6. Last Will and Testament
A will is an important document to have even if you aren’t a rider. It isn’t there just to give all your stuff away. It provides valuable instructions for how your estate should be handled and allows you to determine who will take care of your kids or pets, helps you minimize estate taxes, and avoid legal challenges with property or liens. Uncle Sam can get very greedy if you don’t declare how your estate should be divided, so plan accordingly.
7. Power of Attorney
A power of attorney allows someone, that you name, to make executive and legal decisions on your behalf in situations where you are not able to do so. This can include financial, health, or legal items that may be very important for you and your family. If your significant other needs to access your bank account to pay bills while you are recovering, or sign legal documents to protect your estate, the only way to accomplish this is through a power of attorney.
8. Fireproof Safe
You need a safe and readily accessible place to store your important documents should an accident occur. Safe deposit boxes are often not accessible enough in times of emergency, and keeping them in a normal filing cabinet or drawer can be dangerous for multiple reasons. A fireproof safe is a quick and easy way to keep your important legal documents protected and ready for quick use. Just make sure you let someone know how to access these documents if you are not able to.

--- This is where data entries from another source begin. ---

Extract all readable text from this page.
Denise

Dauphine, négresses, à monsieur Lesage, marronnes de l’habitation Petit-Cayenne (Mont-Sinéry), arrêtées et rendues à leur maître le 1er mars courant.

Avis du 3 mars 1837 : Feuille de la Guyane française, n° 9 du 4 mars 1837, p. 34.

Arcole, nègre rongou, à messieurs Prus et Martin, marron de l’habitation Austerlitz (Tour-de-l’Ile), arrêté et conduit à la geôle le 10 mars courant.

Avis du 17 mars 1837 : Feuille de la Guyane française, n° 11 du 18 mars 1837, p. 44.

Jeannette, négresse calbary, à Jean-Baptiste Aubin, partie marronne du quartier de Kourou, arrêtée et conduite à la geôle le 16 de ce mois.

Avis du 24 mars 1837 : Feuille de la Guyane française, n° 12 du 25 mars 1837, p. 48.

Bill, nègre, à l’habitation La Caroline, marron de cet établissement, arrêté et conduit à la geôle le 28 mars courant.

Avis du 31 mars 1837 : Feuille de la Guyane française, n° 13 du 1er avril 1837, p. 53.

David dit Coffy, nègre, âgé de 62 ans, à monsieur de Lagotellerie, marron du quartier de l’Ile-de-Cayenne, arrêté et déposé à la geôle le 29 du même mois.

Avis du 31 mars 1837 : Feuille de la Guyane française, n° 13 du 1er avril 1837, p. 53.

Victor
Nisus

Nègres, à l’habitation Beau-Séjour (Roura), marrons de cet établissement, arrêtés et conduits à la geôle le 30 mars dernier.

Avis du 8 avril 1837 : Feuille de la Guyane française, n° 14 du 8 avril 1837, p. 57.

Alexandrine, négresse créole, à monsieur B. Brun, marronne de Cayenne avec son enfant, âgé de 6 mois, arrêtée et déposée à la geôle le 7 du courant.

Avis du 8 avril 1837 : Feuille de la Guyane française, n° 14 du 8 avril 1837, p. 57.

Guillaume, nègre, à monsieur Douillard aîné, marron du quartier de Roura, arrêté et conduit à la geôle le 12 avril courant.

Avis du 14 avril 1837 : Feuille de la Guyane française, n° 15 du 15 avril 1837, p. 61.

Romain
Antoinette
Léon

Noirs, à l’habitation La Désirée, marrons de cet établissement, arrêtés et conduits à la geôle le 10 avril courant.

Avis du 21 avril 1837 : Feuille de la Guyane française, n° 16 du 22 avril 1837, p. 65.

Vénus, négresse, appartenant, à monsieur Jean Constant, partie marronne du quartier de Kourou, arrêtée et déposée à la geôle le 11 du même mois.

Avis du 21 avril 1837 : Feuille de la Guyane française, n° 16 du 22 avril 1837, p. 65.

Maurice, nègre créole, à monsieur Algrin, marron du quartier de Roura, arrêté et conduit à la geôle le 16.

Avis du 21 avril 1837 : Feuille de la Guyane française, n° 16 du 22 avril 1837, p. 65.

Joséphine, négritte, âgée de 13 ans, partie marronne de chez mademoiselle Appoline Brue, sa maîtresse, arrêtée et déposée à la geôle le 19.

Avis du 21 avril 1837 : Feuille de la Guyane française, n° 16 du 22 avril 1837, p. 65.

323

9. Personal Health Information
If you're involved in a crash, you can save precious time by carrying your personal health information with you to let emergency responders know how they should begin treating you. This can include your blood type, allergies, health complications, past surgeries, current medications, emergency contacts, location of your will, and advanced directives. Having this information immediately available can accelerate your treatment and possibly save your life. Check out the active lifestyle products like Epic ID that keep all your health information stored on your wrist for easy access or opt for a more conventional printed card for your wallet.
READ MORE: What To Do If You Crash Your Bike | RideApart
10. Tell Someone When You Ride Alone
If you plan on making that canyon run solo, let someone know where you are going. Just like airplanes need to disclose their flight path, it's in your best interest to let someone know where you will be riding in case you crash when no one's around. Some of my favorite rides are void of cell reception and I would want someone to know where I was if I wasn’t able to call them after a crash.
While this isn't easy to think about (or write about), your family and friends will be thankful. You will also be financially and mentally prepared to handle a bad crash.